British pig farmers have started slaughtering healthy pigs due to insufficient slaughterhouse capacity, and some British dairy farmers have had to dump their milk because it is not being collected.
Approximately 600 pigs have been culled on farms across the country, according to Zoe Davies, director of the National Pigs Association, who said the culling had begun on a "handful" of farms.
Pig farmers have been warning for several weeks that staff shortages in slaughterhouses have led to a backlog of as many as 120,000 pigs that have to remain on farms where space is increasingly limited.
The meat industry is struggling with labor shortages as a result of the departure of foreign contract workers after Brexit and the coronavirus pandemic, while a shortage of delivery drivers and truckers has disrupted transport chains.
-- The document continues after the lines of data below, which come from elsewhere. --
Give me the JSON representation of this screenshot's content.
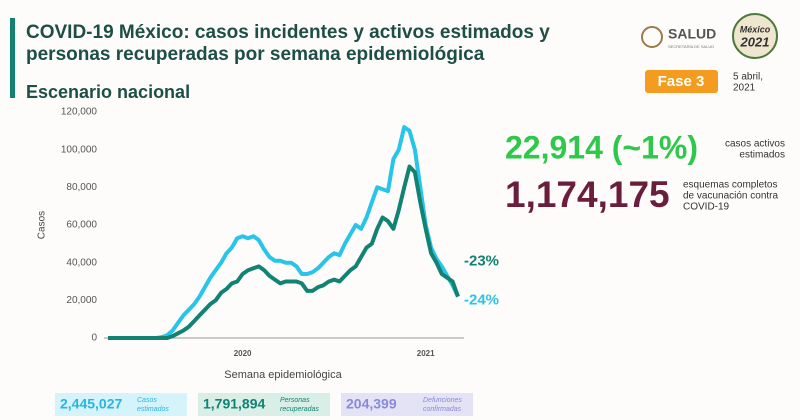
{
  "header": {
    "title_lines": [
      "COVID-19 México: casos incidentes y activos estimados y",
      "personas recuperadas por semana epidemiológica"
    ],
    "subtitle": "Escenario nacional",
    "logo": "SALUD",
    "logo_caption": "SECRETARÍA DE SALUD",
    "emblem_lines": [
      "México",
      "2021"
    ],
    "phase": "Fase 3",
    "date_lines": [
      "5 abril,",
      "2021"
    ]
  },
  "stats": [
    {
      "value": "22,914 (~1%)",
      "color": "#2ec84a",
      "caption_lines": [
        "casos activos",
        "estimados"
      ]
    },
    {
      "value": "1,174,175",
      "color": "#6b1e3c",
      "caption_lines": [
        "esquemas completos",
        "de vacunación contra",
        "COVID-19"
      ]
    }
  ],
  "footer": [
    {
      "value": "2,445,027",
      "caption_lines": [
        "Casos",
        "estimados"
      ],
      "color": "#2ab5de",
      "background": "#d5f3fb"
    },
    {
      "value": "1,791,894",
      "caption_lines": [
        "Personas",
        "recuperadas"
      ],
      "color": "#128273",
      "background": "#d8eee6"
    },
    {
      "value": "204,399",
      "caption_lines": [
        "Defunciones",
        "confirmadas"
      ],
      "color": "#8a8ad8",
      "background": "#e3e3f5"
    }
  ],
  "chart_data": {
    "type": "line",
    "x_label": "Semana epidemiológica",
    "y_label": "Casos",
    "categories": [
      null,
      null,
      null,
      null,
      null,
      null,
      null,
      null,
      null,
      null,
      null,
      null,
      null,
      null,
      null,
      null,
      null,
      null,
      null,
      null,
      null,
      null,
      null,
      null,
      null,
      "2020",
      null,
      null,
      null,
      null,
      null,
      null,
      null,
      null,
      null,
      null,
      null,
      null,
      null,
      null,
      null,
      null,
      null,
      null,
      null,
      null,
      null,
      null,
      null,
      null,
      null,
      null,
      null,
      null,
      null,
      null,
      null,
      null,
      null,
      "2021",
      null,
      null,
      null,
      null,
      null,
      null
    ],
    "ylim": [
      0,
      120000
    ],
    "yticks": [
      0,
      {
        "value": 20000,
        "label": "20,000"
      },
      {
        "value": 40000,
        "label": "40,000"
      },
      {
        "value": 60000,
        "label": "60,000"
      },
      {
        "value": 80000,
        "label": "80,000"
      },
      {
        "value": 100000,
        "label": "100,000"
      },
      {
        "value": 120000,
        "label": "120,000"
      }
    ],
    "grid": false,
    "series": [
      {
        "color": "#29c4ea",
        "end_label": "-24%",
        "values": [
          0,
          0,
          0,
          0,
          0,
          0,
          0,
          0,
          0,
          0,
          500,
          1500,
          4000,
          8000,
          12000,
          15000,
          18000,
          22000,
          27000,
          32000,
          36000,
          40000,
          45000,
          48000,
          53000,
          54000,
          53000,
          54000,
          52000,
          47000,
          43000,
          41000,
          41000,
          40000,
          40000,
          38000,
          34000,
          34000,
          35000,
          37000,
          40000,
          43000,
          45000,
          44000,
          50000,
          55000,
          60000,
          58000,
          64000,
          72000,
          80000,
          79000,
          78000,
          95000,
          100000,
          112000,
          110000,
          100000,
          80000,
          60000,
          48000,
          42000,
          38000,
          33000,
          28000,
          22000
        ]
      },
      {
        "color": "#128273",
        "end_label": "-23%",
        "values": [
          0,
          0,
          0,
          0,
          0,
          0,
          0,
          0,
          0,
          0,
          0,
          0,
          1000,
          2500,
          4000,
          6000,
          9000,
          12000,
          15000,
          18000,
          20000,
          24000,
          26000,
          29000,
          30000,
          34000,
          36000,
          37000,
          38000,
          36000,
          33000,
          31000,
          29000,
          30000,
          30000,
          30000,
          29000,
          25000,
          25000,
          27000,
          28000,
          30000,
          31000,
          30000,
          33000,
          36000,
          38000,
          43000,
          48000,
          50000,
          58000,
          64000,
          62000,
          58000,
          68000,
          80000,
          91000,
          88000,
          72000,
          58000,
          45000,
          40000,
          34000,
          32000,
          30000,
          22000
        ]
      }
    ]
  }
}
British dairy farmers had to destroy tens of thousands of kilos of milk last week due to a lack of truck transport. It is estimated that the transport sector currently faces a shortage of about 100,000 drivers.
A dairy farmer in central England had to destroy 40,000 kilos of milk over the past two months because there were no drivers to collect it. This is mainly because many truckers returned to the European continent after Brexit.
The United Kingdom produces 15.3 billion kilos of milk annually. Only one third of British dairy farmers have worked on a farm for five years or longer. Few Brits apply for farm jobs. As a result, 42.1 percent of dairy farms are still dependent on workers from the EU, according to a recent study by the Royal Association of British Dairy Farmers.